Financial services institutions are also unable to provide loans to people in the cannabis industry, which disproportionately impacts small businesses and marginalized communities with less access to personal wealth or investment capital.

But the federal prohibition on the drug has made it difficult for businesses in the multibillion-dollar industry to get bank accounts, loans and other financial services.

The Obama administration did put in place policies that allowed financial institutions to work with marijuana business in a limited fashion, but those politics were quickly reversed by President Trump and former Attorney General Jeff Sessions.

Rob Nichols, president and CEO of the American Bankers Association, called the vote “a significant step forward for public safety, transparency and common sense.”

“By helping to provide clarity for the financial sector in those states where cannabis is legal, this bill will help banks meet the needs of their communities while reducing cash-motivated crimes, increasing the efficiency of tax collections and improving the cannabis industry’s financial accountability,” Nichols said. “It will also ensure that businesses with indirect ties to the cannabis industry – including vendors, utility companies and law firms – won’t be needlessly forced out of the financial system.”

Opponents said the bill would not only encourage the spread of marijuana use, but shows the House is tone-deaf to its implications in the unfolding vaping crisis.

“Americans are getting sick and a handful have died as a possible result of marijuana vaping,” said Dr. Kevin Sabet, president of the anti-legalization group Smart Approaches to Marijuana.

He described passage of the bill as rewarding “big marijuana” with investment opportunities.

“This is a gift to Big Tobacco, which has already invested billions into pot.
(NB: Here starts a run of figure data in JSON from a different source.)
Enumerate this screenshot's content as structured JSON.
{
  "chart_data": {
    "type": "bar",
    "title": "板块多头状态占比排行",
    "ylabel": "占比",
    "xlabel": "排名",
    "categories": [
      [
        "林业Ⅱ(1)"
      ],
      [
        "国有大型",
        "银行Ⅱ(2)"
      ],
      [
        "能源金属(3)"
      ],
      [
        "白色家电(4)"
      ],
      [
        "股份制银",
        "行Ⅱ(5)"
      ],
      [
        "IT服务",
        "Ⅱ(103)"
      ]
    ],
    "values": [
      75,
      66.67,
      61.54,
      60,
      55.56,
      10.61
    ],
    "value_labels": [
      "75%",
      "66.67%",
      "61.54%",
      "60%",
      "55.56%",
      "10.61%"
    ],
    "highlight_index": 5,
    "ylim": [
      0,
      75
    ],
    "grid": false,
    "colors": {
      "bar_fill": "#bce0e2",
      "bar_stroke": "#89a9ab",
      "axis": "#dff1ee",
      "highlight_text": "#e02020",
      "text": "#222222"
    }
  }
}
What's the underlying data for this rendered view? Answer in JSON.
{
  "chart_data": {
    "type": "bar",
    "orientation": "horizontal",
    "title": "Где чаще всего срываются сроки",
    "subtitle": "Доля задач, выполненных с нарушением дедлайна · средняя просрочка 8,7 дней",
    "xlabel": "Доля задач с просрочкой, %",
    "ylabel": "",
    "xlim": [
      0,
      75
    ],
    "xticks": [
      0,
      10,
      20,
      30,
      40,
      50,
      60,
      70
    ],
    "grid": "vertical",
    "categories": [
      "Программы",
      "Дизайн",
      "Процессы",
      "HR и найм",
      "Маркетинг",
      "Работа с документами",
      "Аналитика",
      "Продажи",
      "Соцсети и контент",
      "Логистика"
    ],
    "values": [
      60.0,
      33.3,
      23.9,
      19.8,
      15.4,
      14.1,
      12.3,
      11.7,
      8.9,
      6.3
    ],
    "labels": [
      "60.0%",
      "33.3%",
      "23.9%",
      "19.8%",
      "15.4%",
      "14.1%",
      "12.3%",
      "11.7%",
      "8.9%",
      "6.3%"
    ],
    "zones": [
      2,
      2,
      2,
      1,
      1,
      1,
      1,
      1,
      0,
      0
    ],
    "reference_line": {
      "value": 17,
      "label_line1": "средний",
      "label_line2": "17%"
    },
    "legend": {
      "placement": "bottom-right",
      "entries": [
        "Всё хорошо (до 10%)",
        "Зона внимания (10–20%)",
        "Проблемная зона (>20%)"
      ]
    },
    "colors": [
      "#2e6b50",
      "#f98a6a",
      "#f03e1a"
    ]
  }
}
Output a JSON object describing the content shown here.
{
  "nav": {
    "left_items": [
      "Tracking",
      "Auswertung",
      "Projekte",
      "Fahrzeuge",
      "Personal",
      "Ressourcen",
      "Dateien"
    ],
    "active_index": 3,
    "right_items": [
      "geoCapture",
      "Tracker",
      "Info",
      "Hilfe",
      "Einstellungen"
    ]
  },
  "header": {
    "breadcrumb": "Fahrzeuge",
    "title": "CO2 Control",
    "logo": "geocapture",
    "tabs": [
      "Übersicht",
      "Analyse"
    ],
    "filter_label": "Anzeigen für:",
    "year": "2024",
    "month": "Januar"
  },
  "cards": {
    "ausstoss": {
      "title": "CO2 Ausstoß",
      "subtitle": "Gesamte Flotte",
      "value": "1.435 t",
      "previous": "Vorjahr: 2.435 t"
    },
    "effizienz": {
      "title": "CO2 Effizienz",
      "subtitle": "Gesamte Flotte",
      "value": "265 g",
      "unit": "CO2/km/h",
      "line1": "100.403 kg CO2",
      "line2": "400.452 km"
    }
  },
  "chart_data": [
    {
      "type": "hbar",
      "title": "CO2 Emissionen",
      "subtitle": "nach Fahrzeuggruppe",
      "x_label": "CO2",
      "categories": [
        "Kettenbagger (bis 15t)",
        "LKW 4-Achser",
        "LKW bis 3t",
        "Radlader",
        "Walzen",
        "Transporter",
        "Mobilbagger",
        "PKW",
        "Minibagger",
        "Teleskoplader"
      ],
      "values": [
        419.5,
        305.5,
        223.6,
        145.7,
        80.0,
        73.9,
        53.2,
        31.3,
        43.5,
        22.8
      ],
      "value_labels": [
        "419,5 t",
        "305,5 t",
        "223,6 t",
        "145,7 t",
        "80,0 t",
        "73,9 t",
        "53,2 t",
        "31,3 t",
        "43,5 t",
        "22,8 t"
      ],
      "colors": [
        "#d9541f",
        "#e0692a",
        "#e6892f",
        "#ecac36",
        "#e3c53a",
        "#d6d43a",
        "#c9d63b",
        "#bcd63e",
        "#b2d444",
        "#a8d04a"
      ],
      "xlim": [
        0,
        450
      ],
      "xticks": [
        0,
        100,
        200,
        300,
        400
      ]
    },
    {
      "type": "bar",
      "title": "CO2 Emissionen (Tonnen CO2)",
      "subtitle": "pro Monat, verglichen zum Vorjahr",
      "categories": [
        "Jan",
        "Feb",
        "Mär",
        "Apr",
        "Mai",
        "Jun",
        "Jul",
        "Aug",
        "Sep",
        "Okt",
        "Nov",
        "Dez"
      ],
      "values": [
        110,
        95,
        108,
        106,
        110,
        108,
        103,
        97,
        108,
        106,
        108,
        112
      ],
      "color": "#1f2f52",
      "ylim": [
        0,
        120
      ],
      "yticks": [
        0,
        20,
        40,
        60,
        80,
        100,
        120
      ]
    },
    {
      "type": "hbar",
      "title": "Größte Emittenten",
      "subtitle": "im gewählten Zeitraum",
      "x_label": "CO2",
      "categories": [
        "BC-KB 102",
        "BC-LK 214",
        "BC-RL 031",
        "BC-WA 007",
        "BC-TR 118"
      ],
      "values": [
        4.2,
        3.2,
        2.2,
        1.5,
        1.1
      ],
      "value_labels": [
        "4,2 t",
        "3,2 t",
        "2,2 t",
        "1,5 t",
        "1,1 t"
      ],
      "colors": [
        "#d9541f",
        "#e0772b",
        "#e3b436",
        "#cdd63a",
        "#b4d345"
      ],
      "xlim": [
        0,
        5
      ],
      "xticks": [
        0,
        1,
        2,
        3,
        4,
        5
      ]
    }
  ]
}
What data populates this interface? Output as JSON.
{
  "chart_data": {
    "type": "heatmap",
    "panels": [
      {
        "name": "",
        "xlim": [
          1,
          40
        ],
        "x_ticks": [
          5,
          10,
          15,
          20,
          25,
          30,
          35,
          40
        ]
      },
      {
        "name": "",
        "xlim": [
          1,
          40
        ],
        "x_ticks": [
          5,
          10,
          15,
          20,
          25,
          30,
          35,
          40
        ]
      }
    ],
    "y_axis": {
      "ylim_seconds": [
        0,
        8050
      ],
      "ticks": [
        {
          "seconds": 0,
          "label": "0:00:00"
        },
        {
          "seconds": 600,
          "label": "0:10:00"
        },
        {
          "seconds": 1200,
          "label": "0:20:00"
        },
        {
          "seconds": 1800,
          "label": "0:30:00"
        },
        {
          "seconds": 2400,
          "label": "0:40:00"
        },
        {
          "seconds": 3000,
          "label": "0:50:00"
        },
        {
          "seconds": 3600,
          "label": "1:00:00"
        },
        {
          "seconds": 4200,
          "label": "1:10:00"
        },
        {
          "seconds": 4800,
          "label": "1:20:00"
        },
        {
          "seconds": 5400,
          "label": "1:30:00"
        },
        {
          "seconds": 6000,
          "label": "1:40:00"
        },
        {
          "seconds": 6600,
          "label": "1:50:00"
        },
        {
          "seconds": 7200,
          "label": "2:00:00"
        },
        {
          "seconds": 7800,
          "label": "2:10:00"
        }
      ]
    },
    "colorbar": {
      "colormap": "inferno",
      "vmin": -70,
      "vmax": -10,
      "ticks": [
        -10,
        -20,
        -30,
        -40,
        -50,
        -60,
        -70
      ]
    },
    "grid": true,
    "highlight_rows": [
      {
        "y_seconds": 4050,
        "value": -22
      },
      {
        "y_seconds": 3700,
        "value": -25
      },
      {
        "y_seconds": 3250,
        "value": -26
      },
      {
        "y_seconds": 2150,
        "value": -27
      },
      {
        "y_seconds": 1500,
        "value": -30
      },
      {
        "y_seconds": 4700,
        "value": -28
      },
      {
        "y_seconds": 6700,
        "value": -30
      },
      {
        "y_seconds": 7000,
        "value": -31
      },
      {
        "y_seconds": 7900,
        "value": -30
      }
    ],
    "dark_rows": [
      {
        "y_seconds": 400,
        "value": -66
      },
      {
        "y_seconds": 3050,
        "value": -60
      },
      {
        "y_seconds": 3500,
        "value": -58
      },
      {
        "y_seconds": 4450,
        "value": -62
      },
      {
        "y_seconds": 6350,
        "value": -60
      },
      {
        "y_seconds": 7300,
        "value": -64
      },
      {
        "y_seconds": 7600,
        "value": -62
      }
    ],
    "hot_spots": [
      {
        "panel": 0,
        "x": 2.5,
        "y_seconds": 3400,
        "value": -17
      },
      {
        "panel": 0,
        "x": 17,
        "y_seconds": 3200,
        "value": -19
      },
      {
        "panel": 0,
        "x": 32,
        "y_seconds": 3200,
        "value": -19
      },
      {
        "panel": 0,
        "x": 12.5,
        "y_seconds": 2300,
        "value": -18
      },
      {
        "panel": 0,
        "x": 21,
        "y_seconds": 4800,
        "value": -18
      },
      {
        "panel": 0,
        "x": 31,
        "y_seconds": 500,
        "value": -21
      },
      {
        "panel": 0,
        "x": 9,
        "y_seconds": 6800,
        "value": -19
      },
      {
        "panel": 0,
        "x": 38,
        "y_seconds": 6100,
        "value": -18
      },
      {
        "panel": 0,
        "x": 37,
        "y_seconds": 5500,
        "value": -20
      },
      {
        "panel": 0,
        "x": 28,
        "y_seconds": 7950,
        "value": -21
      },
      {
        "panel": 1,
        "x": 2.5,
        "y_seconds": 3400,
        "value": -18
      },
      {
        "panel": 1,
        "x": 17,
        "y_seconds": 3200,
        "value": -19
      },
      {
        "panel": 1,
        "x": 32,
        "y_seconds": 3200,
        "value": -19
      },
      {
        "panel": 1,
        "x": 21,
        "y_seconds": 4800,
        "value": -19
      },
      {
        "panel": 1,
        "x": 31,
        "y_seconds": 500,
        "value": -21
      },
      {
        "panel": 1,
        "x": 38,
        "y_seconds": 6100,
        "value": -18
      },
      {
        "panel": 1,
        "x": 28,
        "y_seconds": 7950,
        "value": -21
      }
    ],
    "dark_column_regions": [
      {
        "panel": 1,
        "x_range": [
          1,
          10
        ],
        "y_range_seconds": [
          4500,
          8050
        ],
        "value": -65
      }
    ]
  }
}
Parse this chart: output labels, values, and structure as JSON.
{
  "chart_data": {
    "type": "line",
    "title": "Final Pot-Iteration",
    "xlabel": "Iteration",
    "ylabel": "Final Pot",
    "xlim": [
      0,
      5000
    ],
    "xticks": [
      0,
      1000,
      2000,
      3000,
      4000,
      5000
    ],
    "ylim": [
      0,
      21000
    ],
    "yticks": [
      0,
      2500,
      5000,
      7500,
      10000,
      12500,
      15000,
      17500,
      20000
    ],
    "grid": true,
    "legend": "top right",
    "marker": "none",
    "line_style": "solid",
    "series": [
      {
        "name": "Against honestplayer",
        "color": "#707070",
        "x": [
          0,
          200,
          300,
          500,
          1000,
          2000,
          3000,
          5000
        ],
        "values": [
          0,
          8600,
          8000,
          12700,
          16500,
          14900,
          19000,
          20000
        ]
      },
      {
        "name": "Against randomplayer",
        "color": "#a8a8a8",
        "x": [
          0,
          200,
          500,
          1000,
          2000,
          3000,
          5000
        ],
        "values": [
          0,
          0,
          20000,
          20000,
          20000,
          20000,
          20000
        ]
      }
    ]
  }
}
Granting this industry access to banks will bring billions of dollars of institutional investment from the titans of addiction and vastly expand the harms we are already witnessing,” he said.

“It is unfortunate that last minute changes to the bill, such as including a repeal of Operation Choke Point, influenced many lawmakers to vote in favor of the bill. It’s a dangerous and dramatic reshaping of our nation’s drug policy masterminded by Washington lobbyists who are trying to legalize marijuana and expand this industry through any means necessary,” Sabet added.